Elite strategic thinking boiled down to just two words

If I were you?

I’d take the two words I’m about to give you, write them on a Post-it, and stick them to your desk.

Look at them every day, and at least once, and briefly meditate on them.

Because although they are quite obvious, they actually represent a huge psychological challenge for the vast majority of the human race. A handful of weird individuals do this automatically. But for the rest? It’s a struggle. Possibly even painful.

And yet if you have any true ambition for your business, you have to do it:

Look up.

This isn’t just a metaphor. It’s a physical instruction. Because this idea of where we “set our gaze” on a daily basis is so visceral that you can trigger it by quite literally raising your head. A tiny thing, but with the potential for insane improvement in business performance.

Let me explain.

When you’re running a business, there are just two directions you can look: down, or up.

Looking down means looking into your business. At its workings, its people, its processes, its customers. You are in effect the “god” of your organisation, so you can picture yourself above it, gazing down on your dominion.

This is what most founders, most CEOs, most owners, spend their time doing. They create a world of their business, and inhabit it completely – keeping busy serving customers, managing the team, fixing problems, and operating it like someone with a train set in their garage.

Looking up on the other hand means to stop looking into your business, and to start looking at the world around it.

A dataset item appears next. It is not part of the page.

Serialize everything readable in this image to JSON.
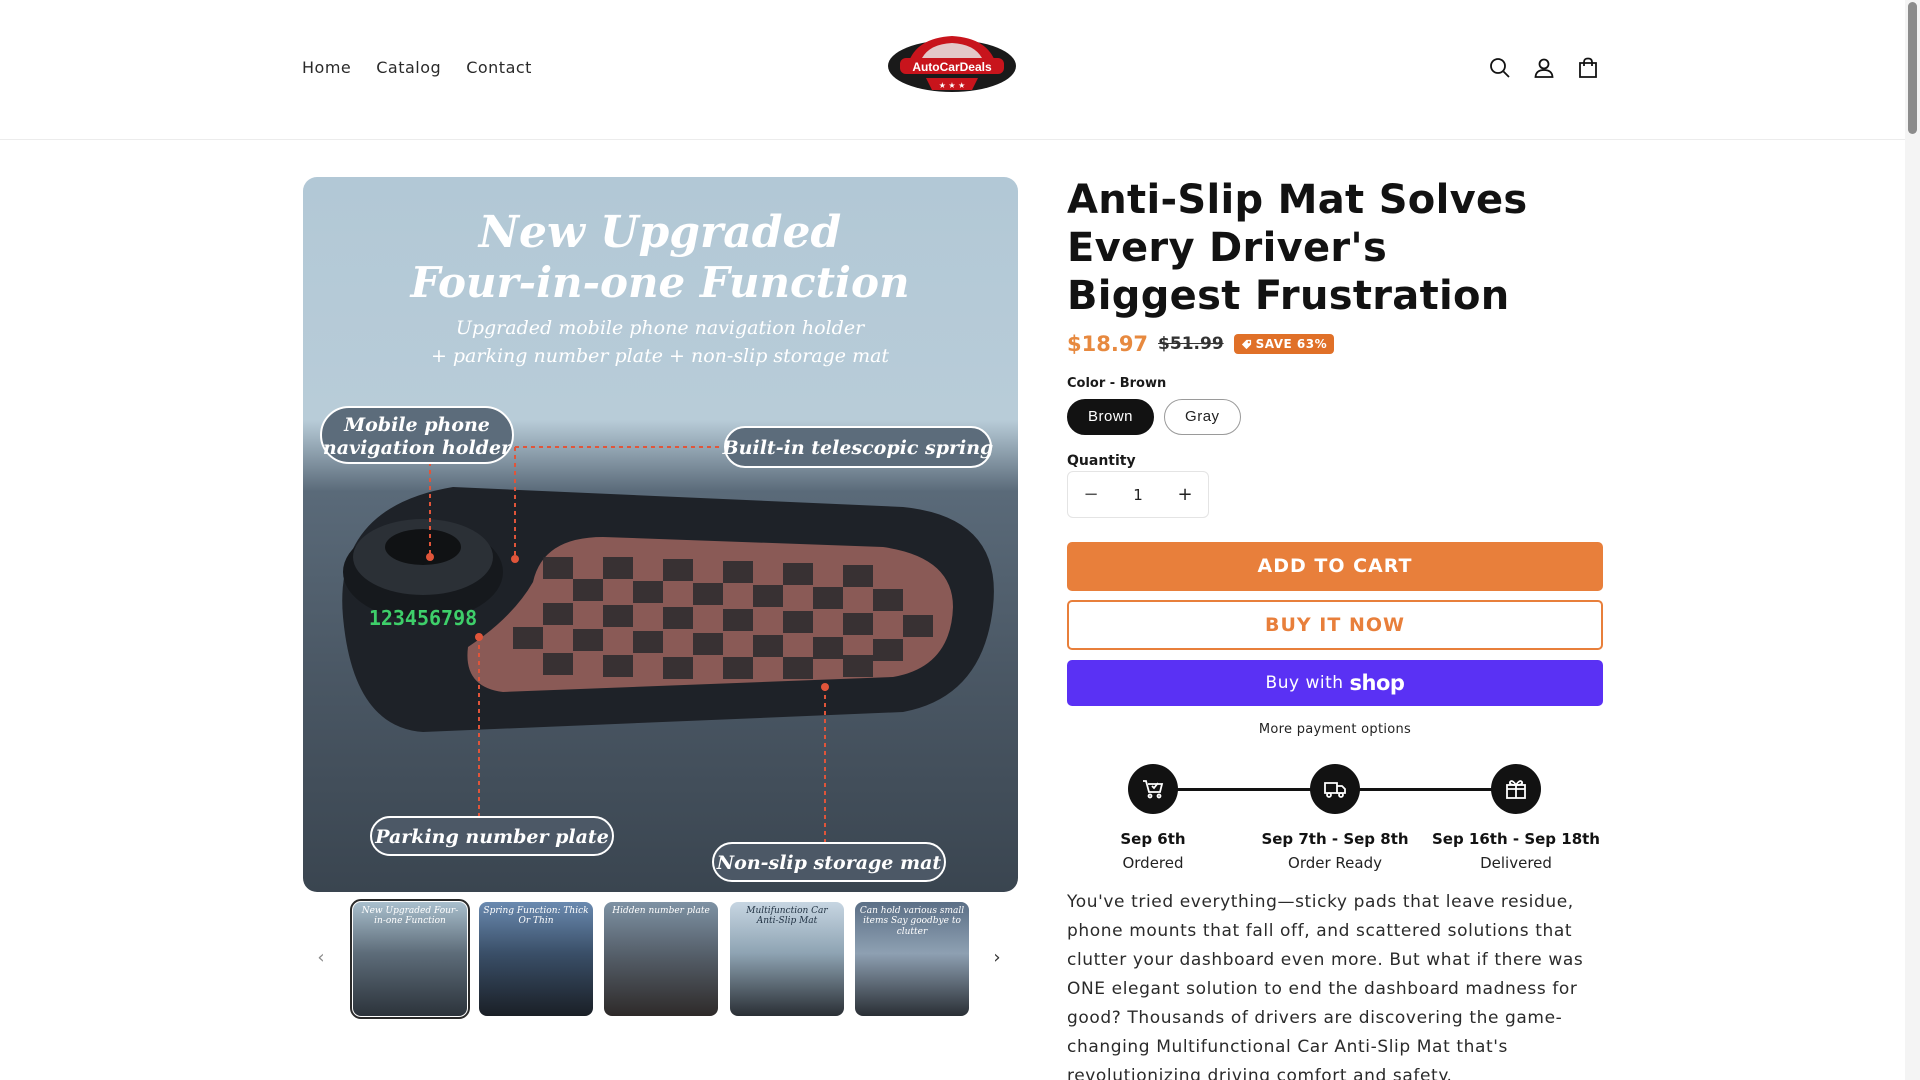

Looking the industry it occupies. Looking at what’s happening “out there”, and the way things are going.

Leaders who do this aren’t so concerned with what’s happening in their business as they are with where their business is going. How is it navigating the world around it? What is its relationship to its competitors, culture, market forces, and so on.

You can think of this as the distinction between running an ocean liner – making sure the passengers and crew are happy, the engine is firing, and everything is ship shape – and actually looking out of the window to see where the thing is going.

It’s not an exaggeration to say that many businesses end up as beautifully run ships literally bobbing around in the middle of the sea being pulled this-way-and-that by the tides because literally nobody is looking out of the window, or wondering where to take it.

It’s the difference between operating the thing and guiding the thing.

And seriously, most people don’t even realise there’s a distinction here. They believe their business “does what it does”, and the difference between success and failure is “how well they do it”. It doesn’t even occur to them that the business is going somewhere. That it is navigating obstacles and tides, and has a choice over whether it will go left or right.

You job is not to make the thing run smoothly.

Your job is to choose between left and right.

Your job is to look up.

This is kinda similar to “don’t work in the business, work on the business”, only I think that phrase is flawed. Because working “on” the business can still be a downward looking activity – another form of operation where you are just “doing stuff” to it. In reality there are 3 levels, not two:

  • Working in the business on day-to-day operations
  • Working on the business tinkering and optimising it
  • Working beyond the business to decide where it’s going

With the first, you’ve got a job. With the second, you’ve got a business. With the third, you’ve got a strategy.

Another good way of thinking about this is: are you focusing on customers or competitors?

Conventional wisdom will tell you that focusing on customers is good, and focusing on competitors is bad – but this is not true.

Focusing on customers, and trying to serve them well, is a downward-looking operational activity which takes no account of the macro-context you’re operating within. You’re still in the bubble of your business.

By contrast focusing on your competitors and how you relate to them is an upward-looking activity. It demands you look beyond your business and to the ocean it’s navigating.

When you do this, you might determine that in order to navigate effectively, gain competitive advantage, and find a “blue ocean”, you might need to serve your customers worse, not better.

Imagine that!

And yet many businesses serve their customers strategically “worse” than their competitors in order to navigate the market effectively. Looking down, you would never come that conclusion – because you just think that “better is better”.

I would suggest that you already know the visceral feeling of looking down. It’s at your desk, head buried in your laptop, details, problems, meetings, people. Your back is hunched, the world beyond has melted away, and you’re “getting shit done”.

There’s a time for that.

But now try the opposite. Away from the desk, away from the office, head up, breathing deeply, thinking, chatting, meditating, speculating, observing.

It’s not the same is it?

That is looking up. And that is where you belong.